Update: timecheck epochs are increased by two because they are mapped to election epochs. For a moment there I was confusing 'timecheck epochs' with 'timecheck rounds': 'epochs' map to election epochs, 'rounds' map to the round within each election epoch.

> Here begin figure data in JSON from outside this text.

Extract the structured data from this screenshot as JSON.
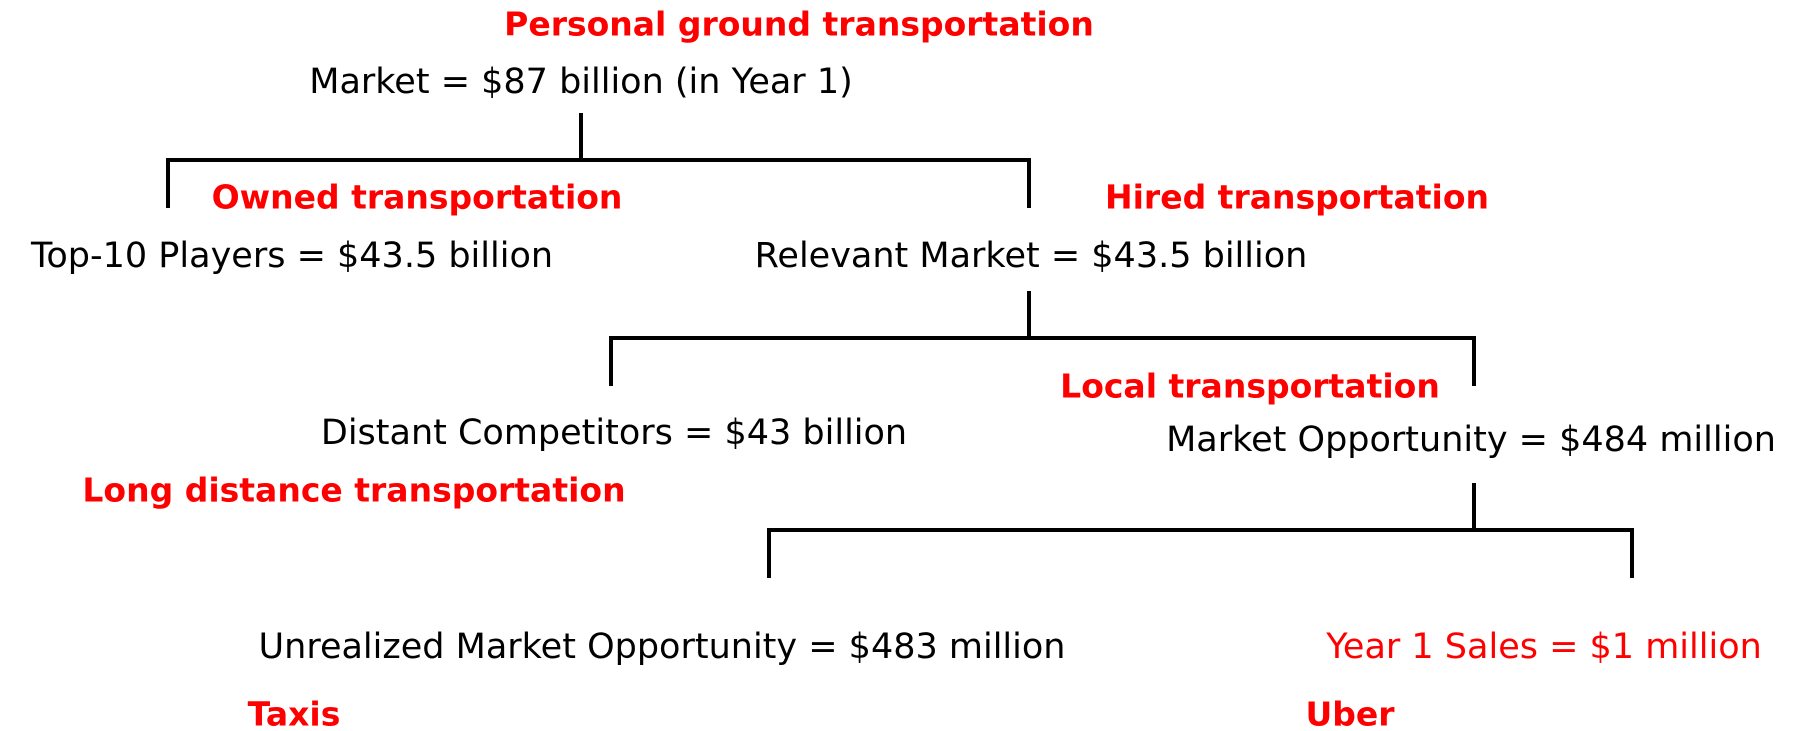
{
  "nodes": [
    {
      "category": "Personal ground transportation",
      "label": "Market = $87 billion (in Year 1)"
    },
    {
      "category": "Owned transportation",
      "label": "Top-10 Players = $43.5 billion"
    },
    {
      "category": "Hired transportation",
      "label": "Relevant Market = $43.5 billion"
    },
    {
      "category": "Long distance transportation",
      "label": "Distant Competitors = $43 billion"
    },
    {
      "category": "Local transportation",
      "label": "Market Opportunity = $484 million"
    },
    {
      "category": "Taxis",
      "label": "Unrealized Market Opportunity = $483 million"
    },
    {
      "category": "Uber",
      "label": "Year 1 Sales = $1 million"
    }
  ]
}
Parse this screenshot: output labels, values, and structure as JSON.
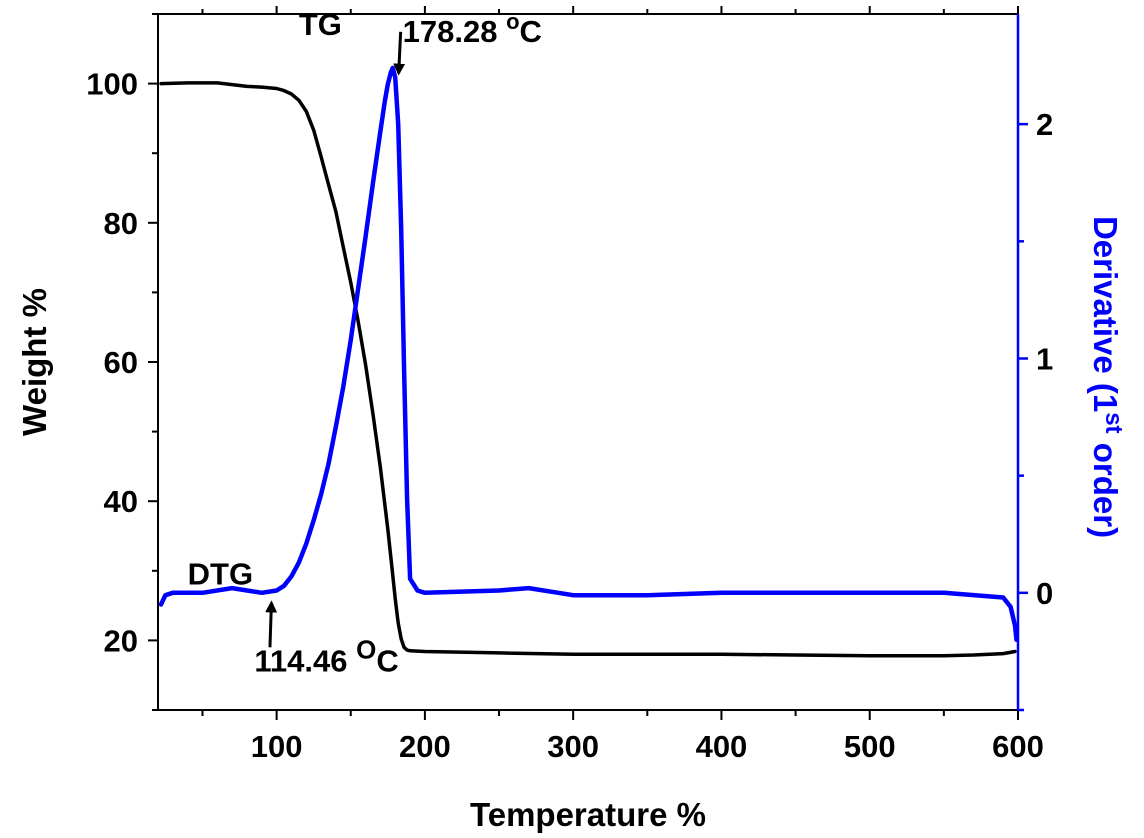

The problem appears to be that, a severely lagged monitor can reply to an older timecheck epoch simply because it is not aware of any elections yet, not is it aware that it is not in the quorum. See this transcript:

07:24:35.872807 7f3b937fe700 10 mon.c@0(leader) e1 timecheck start timecheck epoch 916 round 1
07:24:35.872812 7f3b937fe700 10 mon.c@0(leader) e1 timecheck send time_check( ping e 916 r 1 ) v1 to mon.1 10.214.136.16:6789/0
07:24:35.872816 7f3b937fe700  1 -- 10.214.136.8:6789/0 --> mon.1 10.214.136.16:6789/0 -- time_check( ping e 916 r 1 ) v1 -- ?+0 0x7f3b796b3110
07:24:35.872822 7f3b937fe700 10 mon.c@0(leader) e1 timecheck send time_check( ping e 916 r 1 ) v1 to mon.2 10.214.136.18:6789/0
07:24:35.872826 7f3b937fe700  1 -- 10.214.136.8:6789/0 --> mon.2 10.214.136.18:6789/0 -- time_check( ping e 916 r 1 ) v1 -- ?+0 0x7f3b781b6e50

[snip]

07:24:35.873849 7f3b937fe700  1 -- 10.214.136.8:6789/0 <== mon.2 10.214.136.18:6789/0 496413298 ==== time_check( pong e 916 r 1 ts 2013-01-17 07:24:35.872635 ) v1 ==== 36+0+0 (4081874320 0 0) 0x7f3b7c002ad0 con 0x1beb7e0

[snip]

07:24:50.759128 7f3b93fff700  5 mon.c@0(electing).elector(917) election timer expired
07:24:50.759146 7f3b93fff700 10 mon.c@0(electing).elector(917) bump_epoch 917 to 918
07:24:50.759150 7f3b93fff700 15 store(/var/lib/ceph/mon/ceph-c) set_int election_epoch = 918
07:24:50.846152 7f3b93fff700  1 -- 10.214.136.8:6789/0 --> mon.2 10.214.136.18:6789/0 -- election(107416f0-9ef5-403a-ae3b-f907bab551e3 victory 918) v3 -- ?+0 0x7f3b6c064b70
07:24:50.846189 7f3b93fff700 10 mon.c@0(leader) e1 win_election, epoch 918 quorum is 0,2 features are 268435455
07:24:50.846198 7f3b93fff700  0 log [INF] : mon.c@0 won leader election with quorum 0,2
[snip]
07:24:51.089980 7f3b93fff700 10 mon.c@0(leader) e1 timecheck
07:24:51.089982 7f3b93fff700 10 mon.c@0(leader) e1 timecheck start timecheck epoch 918 round 1
07:24:51.089987 7f3b93fff700 10 mon.c@0(leader) e1 timecheck send time_check( ping e 918 r 1 ) v1 to mon.2 10.214.136.18:6789/0
07:24:51.089991 7f3b93fff700  1 -- 10.214.136.8:6789/0 --> mon.2 10.214.136.18:6789/0 -- time_check( ping e 918 r 1 ) v1 -- ?+0 0x7f3b6c73e430
07:24:51.090000 7f3b93fff700 10 mon.c@0(leader) e1 timecheck setting up next event and timeout

[snip]

07:25:03.766806 7f3b937fe700  1 -- 10.214.136.8:6789/0 <== mon.1 10.214.136.16:6789/0 902699968 ==== time_check( pong e 916 r 1 ts 2013-01-17 07:25:03.509240 ) v1 ==== 36+0+0 (2051345575 0 0) 0x7f3b74000c90 con 0x1bead70
07:25:03.766813 7f3b937fe700 20 mon.c@0(leader) e1 have connection
07:25:03.766815 7f3b937fe700 20 mon.c@0(leader) e1 ms_dispatch existing session MonSession: mon.1 10.214.136.16:6789/0 is openallow * for mon.1 10.214.136.16:6789/0
07:25:03.766818 7f3b937fe700 20 mon.c@0(leader) e1  caps allow *
07:25:03.766820 7f3b937fe700 10 mon.c@0(leader) e1 handle_timecheck time_check( pong e 916 r 1 ts 2013-01-17 07:25:03.509240 ) v1
07:25:03.766824 7f3b937fe700 10 mon.c@0(leader) e1 handle_timecheck_leader time_check( pong e 916 r 1 ts 2013-01-17 07:25:03.509240 ) v1
07:25:03.789544 7f3b937fe700 -1 mon/Monitor.cc: In function 'void Monitor::handle_timecheck_leader(MTimeCheck*)' thread 7f3b937fe700 time 2013-01-17 07:25:03.766828
mon/Monitor.cc: 2346: FAILED assert(m->epoch == timecheck_epoch)

See,

we initially send the timecheck to both monitors 1 and 2;
mon.2 replies soon after;
eventually a new election is triggered due to a collect timeout (mon.1's at fault here);
the election finished with quorum 0,2;
a new timecheck epoch starts, bumping the epoch to the new election epoch (e 918);
a ping is sent to mon.2;
mon.1 finally answers to timecheck epoch 916, roughly 30 seconds (and an election) after.